常に考えていることだが、夜に一人でいる時は、より思考を巡らす。
 と、背後に気配を感じた。
 だが、別に驚異に感じる事は無い。その正体が自分のマスターである、葛木宗一郎だからだ。
 彼は何も言わない。彼女も何も言わない。
 ただ過ぎて行く時間。
 キャスターの思索は既に止まっていた。
 マスターの許可無しに行なっている策が多いため、後ろ暗い。
 その無意識的な気持ちが原因だった。
 その時ふと、止まっていた思考の中に、昼間の会話が浮き出てきた。
 些細な事、無関係な事、気にしてはいけない事。
 だと言うのに、彼女は頭に浮かんだ質問を口にするのを止められなかった。

「―――宗一郎」
「なんだ、キャスター」
「………私が貴方に料理を作ったら、驚きますか」

 彼女の呼吸数は知らず知らずのうちに上がっていた。

「それもサーヴァントの役割か」
「っ……! い、いいえ」
「ならば、そんな事をする必要は無い」

 解り切った答えだった。彼にそんな余分な事は必要ない。キャスターはサーヴァントとして、マスターである宗一郎と共に聖杯戦争を勝ち抜く為だけの存在なのだから。

「ただ、」

 もう開かないだろうと思っていた宗一郎の唇が、再び言葉を紡いだ。

「お前が作るというのなら、私は止めない」

 感情の籠らないセリフ。それは葛木宗一郎の平時からのモノだった。
 しかしその言葉には、よく聴けばきちんと感情があるのだ。

「ええ、ではいずれ」

 そんな機会はないし、そんな余裕も無い。



ただ、二人で聖杯戦争に勝ち残って、その後も自分が存在し続けていられたならば。
キャスターは、そんな事を思った。



薄暗がりの部屋の中。
マスターとサーヴァントは、再び無言に戻る。









後書き

FATEキャラ人気投票、その応援作品第一作目です。これと共に、虎竹刀の二話を大幅加筆修正した物を送ってます。

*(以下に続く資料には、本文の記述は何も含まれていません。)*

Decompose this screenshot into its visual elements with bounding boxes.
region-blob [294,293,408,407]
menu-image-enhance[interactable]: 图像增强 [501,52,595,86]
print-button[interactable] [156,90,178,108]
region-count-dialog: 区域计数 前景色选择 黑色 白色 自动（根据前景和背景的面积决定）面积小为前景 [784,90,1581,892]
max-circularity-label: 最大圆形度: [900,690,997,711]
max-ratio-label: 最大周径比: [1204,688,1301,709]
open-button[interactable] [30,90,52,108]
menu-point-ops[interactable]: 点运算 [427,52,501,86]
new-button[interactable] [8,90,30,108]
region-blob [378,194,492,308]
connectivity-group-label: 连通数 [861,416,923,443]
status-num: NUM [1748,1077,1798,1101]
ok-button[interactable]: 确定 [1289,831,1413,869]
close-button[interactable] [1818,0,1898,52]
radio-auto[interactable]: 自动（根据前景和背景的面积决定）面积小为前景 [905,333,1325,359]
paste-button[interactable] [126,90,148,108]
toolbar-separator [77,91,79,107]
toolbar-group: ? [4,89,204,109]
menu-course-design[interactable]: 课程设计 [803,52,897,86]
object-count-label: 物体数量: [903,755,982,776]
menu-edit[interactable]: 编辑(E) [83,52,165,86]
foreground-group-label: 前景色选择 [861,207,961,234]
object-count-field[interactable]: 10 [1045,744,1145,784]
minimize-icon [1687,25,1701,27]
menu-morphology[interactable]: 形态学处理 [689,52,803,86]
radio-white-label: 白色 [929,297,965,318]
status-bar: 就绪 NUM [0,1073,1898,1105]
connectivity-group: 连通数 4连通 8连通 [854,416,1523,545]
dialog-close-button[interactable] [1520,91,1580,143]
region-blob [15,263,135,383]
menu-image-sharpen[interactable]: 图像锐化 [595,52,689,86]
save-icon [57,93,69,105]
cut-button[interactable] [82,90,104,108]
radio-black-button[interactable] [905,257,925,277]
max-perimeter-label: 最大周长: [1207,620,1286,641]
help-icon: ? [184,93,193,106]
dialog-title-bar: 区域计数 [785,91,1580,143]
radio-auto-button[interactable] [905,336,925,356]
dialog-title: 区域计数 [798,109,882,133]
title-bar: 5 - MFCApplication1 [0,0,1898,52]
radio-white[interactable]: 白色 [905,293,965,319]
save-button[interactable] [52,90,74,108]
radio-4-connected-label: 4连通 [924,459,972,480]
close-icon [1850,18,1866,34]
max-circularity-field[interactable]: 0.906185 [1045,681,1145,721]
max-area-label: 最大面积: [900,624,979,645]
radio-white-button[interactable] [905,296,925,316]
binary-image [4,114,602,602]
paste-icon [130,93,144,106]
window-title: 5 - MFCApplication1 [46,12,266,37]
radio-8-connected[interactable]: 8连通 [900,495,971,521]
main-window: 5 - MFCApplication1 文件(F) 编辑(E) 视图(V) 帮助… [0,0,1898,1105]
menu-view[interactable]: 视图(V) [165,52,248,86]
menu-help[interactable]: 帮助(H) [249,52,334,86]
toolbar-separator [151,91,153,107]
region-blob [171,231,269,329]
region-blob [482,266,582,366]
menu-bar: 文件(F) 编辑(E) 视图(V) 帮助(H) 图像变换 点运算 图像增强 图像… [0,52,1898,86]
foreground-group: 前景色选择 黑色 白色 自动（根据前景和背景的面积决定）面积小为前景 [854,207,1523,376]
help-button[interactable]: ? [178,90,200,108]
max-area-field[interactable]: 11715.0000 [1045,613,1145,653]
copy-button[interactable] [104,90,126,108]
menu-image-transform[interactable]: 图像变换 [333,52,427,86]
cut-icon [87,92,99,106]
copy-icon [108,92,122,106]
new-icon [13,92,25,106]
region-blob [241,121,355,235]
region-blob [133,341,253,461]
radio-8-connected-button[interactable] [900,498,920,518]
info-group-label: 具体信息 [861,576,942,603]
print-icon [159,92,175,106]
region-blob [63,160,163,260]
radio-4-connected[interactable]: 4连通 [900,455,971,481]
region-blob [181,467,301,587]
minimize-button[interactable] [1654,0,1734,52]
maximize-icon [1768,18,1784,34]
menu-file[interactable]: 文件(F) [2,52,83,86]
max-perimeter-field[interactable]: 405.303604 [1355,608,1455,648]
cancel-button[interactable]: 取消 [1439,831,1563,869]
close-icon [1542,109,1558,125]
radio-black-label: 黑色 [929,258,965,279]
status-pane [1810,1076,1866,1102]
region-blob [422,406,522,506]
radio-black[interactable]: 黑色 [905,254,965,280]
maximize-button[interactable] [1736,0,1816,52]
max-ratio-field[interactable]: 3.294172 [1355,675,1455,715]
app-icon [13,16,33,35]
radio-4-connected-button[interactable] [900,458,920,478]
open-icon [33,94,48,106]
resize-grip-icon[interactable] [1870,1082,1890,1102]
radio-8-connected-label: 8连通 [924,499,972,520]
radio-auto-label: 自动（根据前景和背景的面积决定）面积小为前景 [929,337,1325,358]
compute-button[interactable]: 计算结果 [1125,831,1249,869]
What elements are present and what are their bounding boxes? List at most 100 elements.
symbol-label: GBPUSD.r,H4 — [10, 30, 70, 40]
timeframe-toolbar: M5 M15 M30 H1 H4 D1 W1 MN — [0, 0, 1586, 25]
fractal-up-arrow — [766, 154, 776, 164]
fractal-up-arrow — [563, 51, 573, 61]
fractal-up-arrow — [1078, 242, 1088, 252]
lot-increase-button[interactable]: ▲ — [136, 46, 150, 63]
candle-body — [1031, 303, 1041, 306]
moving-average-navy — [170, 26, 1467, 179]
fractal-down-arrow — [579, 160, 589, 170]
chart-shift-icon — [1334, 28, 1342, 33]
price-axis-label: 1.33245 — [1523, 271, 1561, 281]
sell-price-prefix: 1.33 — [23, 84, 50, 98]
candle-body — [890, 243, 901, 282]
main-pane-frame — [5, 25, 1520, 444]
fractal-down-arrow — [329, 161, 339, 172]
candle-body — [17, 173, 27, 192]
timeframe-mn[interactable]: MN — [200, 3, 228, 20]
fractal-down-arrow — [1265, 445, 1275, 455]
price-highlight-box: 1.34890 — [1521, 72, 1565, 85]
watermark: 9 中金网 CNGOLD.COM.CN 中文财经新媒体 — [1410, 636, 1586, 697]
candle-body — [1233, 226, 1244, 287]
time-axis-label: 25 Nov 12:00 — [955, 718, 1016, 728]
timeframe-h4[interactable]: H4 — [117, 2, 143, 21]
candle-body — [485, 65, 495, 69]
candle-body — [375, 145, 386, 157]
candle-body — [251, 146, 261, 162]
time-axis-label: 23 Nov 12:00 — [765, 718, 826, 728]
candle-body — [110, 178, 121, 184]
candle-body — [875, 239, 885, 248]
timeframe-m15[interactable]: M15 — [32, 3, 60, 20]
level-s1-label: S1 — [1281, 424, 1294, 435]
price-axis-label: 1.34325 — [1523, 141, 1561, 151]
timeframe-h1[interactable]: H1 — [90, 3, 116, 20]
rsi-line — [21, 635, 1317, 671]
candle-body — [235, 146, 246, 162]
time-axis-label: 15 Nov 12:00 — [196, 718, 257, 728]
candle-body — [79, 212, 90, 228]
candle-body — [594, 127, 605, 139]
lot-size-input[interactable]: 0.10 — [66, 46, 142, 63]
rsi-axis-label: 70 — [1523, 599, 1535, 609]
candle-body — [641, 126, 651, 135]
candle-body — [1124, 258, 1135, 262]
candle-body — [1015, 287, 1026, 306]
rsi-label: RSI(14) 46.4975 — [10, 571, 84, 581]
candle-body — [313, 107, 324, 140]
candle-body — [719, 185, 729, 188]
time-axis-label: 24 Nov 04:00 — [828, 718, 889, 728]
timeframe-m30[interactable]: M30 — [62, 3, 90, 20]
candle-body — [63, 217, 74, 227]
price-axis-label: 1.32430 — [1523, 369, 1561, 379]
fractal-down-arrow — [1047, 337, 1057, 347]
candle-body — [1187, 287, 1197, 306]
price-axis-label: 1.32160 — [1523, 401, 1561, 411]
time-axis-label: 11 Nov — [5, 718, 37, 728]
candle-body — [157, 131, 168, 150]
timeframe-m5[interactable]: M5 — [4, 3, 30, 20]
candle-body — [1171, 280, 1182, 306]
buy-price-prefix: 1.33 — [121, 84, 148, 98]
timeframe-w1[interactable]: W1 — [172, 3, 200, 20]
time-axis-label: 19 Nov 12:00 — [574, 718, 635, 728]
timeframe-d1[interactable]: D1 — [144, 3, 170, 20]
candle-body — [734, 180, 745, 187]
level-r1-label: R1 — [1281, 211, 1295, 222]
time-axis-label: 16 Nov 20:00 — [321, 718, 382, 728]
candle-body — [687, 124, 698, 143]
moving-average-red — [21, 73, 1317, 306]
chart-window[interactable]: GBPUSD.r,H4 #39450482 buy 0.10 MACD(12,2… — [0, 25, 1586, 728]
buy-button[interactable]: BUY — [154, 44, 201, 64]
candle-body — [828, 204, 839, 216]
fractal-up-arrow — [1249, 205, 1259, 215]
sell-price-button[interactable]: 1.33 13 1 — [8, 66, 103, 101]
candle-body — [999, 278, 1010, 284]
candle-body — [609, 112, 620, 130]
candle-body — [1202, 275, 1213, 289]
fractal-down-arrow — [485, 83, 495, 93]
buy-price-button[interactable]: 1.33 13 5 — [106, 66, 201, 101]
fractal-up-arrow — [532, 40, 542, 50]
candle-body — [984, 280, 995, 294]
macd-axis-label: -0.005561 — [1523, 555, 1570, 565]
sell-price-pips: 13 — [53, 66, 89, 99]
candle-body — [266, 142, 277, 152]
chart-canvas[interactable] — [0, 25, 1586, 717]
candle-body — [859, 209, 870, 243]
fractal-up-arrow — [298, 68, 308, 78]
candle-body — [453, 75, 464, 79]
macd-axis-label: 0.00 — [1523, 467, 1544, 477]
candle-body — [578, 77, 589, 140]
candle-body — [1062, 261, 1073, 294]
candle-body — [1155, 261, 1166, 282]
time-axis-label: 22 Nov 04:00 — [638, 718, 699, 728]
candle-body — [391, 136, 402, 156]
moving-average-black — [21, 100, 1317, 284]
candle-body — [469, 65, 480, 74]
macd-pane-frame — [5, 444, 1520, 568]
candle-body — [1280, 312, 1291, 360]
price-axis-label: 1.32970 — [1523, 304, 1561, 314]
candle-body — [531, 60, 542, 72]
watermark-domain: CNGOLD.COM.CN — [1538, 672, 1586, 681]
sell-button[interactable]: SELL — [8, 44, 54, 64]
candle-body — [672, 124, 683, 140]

宝具“虎竹刀”という、藤ねえメインな小説を書いてますが、灰谷はFATEキャラの中ではキャスターが一番好きです。

もちろん、キャラ投票も1番目はキャスターにしときました、ええ。

凛ルートの、あの素顔イベント絵一枚で陥落した訳です。

キャスターが何位を取れるのか、というか、どの辺までいけるのか非常に注目しております。



で、小説ですが、こんな事があったらいいなぁ…って言う願望です、願望。よって、シリアスな上にラブラブです。

うちのサイトにしては割と珍しい事態ですが…。